When dealing with new reasearch problems, it is common to have new scenarios that are not covered by the current quantifiers. In this case, there are problems when:

  • Learner (e.g. classifier) does not have fit, predict and predict_proba methods, or it is an external learner that does not have a sklearn interface

  • You already have the predictions of the mid task (e.g. classifier) and you don’t want to remake the predictions.

The solution for this is to use the set_arguments method to set the arguments of the quantifier.

Note

Recommended Usage

When using the set_parameters, you don’t need to pass any learner when instantiating the quantifier, but you still need to use the fit and predict methods of the quantifier.

from mlquantify import set_arguments
from mlquantify.methods import EMQ
from sklearn.ensemble import RandomForestClassifier
import numpy as np

X_train = np.random.rand(100, 10)
y_train = np.random.randint(0, 2, 100)
X_test = np.random.rand(10, 10)
y_test = np.random.randint(0, 2, 10)

model = RandomForestClassifier()
model.fit(X_train, y_train)

# parameters
y_pred = model.predict(X_test) # predictions of the test set
posteriors_train = model.predict_proba(X_train) # predictions of the training set generated via cross validation
posteriors_test = model.predict_proba(X_test) # predictions of the test set
y_labels = y_train # Generated via cross validation
y_pred_train = model.predict(X_train) # predictions of the training set generated via cross validation

set_arguments(y_pred=y_pred,
            posteriors_train=posteriors_train,
            posteriors_test=posteriors_test,
            y_labels=y_labels,
            y_pred_train=y_pred_train)

quantifier = EMQ()
quantifier.fit(X_train, y_train)
pred = quantifier.predict(X_test)
print(pred)

Each argument is optinal depending on the quantifier you are using. The arguments are:

  • y_pred: Array-like
    • Predictions for the test set,

    • must be the same length as the test set.

    • Must be python list, numpy array or pandas series.

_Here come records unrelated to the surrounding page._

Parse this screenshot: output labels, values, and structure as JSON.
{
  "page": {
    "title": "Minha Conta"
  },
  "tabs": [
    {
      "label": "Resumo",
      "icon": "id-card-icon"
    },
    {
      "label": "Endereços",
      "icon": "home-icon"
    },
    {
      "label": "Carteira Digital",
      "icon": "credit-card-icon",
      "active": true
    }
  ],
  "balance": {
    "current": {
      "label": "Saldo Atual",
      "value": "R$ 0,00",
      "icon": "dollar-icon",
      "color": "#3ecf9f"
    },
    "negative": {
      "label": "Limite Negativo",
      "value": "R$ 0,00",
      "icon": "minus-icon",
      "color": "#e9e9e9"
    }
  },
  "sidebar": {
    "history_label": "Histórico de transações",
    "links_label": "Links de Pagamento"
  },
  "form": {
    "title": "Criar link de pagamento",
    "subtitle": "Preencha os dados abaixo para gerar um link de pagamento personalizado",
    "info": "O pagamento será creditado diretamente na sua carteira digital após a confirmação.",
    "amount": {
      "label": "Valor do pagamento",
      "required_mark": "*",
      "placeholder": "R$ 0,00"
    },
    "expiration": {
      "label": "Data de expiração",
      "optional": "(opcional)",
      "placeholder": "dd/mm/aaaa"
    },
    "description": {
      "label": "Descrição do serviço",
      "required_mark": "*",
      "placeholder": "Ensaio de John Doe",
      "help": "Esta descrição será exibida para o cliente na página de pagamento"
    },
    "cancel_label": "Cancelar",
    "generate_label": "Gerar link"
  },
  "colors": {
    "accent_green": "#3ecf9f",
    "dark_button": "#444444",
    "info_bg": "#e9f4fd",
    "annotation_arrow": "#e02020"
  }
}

  • posteriors_train: Array-like
    • Class probabilities for the training set computed via cross-validation.

    • Must be of shape (n_samples, n_classes), with each row summing to 1.0.

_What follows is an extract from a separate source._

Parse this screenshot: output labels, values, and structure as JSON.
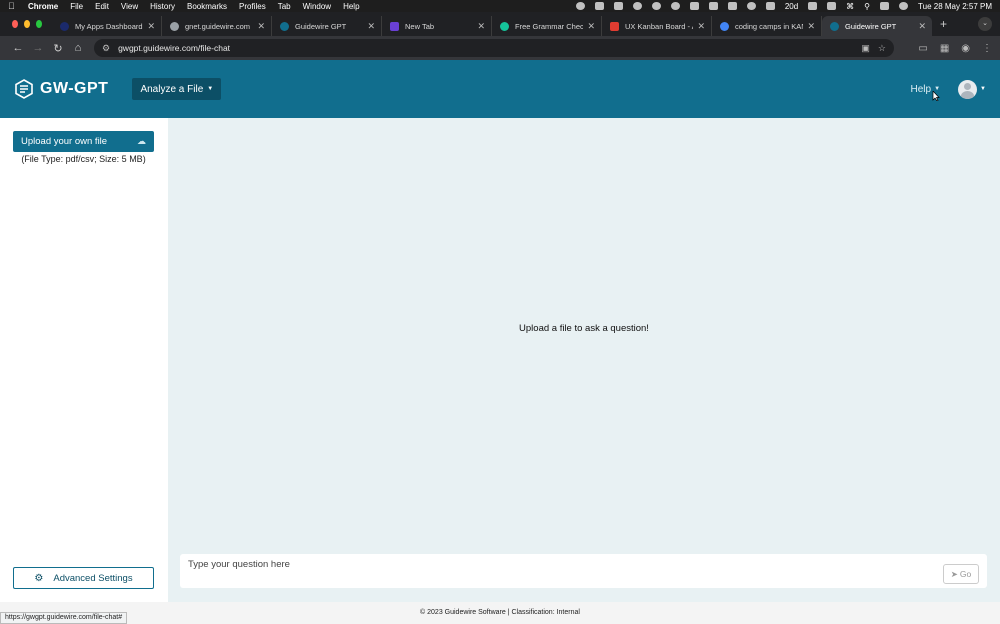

    • Must be python list, numpy array or pandas Dataframe.

  • posteriors_test: Array-like
    • Class probabilities for the test set.

    • Must be of shape (n_samples_test, n_classes), with each row summing to 1.0.

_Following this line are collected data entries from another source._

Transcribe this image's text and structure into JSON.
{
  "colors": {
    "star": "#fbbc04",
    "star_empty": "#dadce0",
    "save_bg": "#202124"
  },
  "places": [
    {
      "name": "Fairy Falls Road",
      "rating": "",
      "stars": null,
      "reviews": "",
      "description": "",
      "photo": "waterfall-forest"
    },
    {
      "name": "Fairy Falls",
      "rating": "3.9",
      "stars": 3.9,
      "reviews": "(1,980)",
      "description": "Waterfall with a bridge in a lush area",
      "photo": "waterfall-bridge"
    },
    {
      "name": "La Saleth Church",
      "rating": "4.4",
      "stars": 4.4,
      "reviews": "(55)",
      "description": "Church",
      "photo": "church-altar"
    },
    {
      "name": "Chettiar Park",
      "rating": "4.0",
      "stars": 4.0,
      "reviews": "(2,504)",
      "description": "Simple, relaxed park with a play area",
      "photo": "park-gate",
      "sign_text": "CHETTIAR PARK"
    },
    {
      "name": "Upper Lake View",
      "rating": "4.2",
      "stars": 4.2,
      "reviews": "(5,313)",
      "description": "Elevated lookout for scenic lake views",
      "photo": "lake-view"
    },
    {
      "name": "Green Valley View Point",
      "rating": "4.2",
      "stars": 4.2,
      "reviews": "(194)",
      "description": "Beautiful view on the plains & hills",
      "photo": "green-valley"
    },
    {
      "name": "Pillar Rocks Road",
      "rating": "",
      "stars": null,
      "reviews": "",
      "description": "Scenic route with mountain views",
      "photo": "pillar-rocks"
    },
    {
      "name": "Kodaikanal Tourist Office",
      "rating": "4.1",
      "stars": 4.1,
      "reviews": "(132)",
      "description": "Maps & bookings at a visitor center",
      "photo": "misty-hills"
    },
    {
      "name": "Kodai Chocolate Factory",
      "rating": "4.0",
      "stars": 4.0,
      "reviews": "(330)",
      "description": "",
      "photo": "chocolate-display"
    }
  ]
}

    • Must be python list, numpy array or pandas Dataframe.

  • y_labels: Array-like
    • Ground truth labels for the training set used during cross-validation.

    • Must be the same length as the posteriors_train parameter.

    • Must be python list, numpy array or pandas series.

  • y_pred_train: Array-like
    • Predictions for the training set generated through cross-validation.

    • Must be the same length as the posteriors_train parameter.

    • Must be python list, numpy array or pandas series.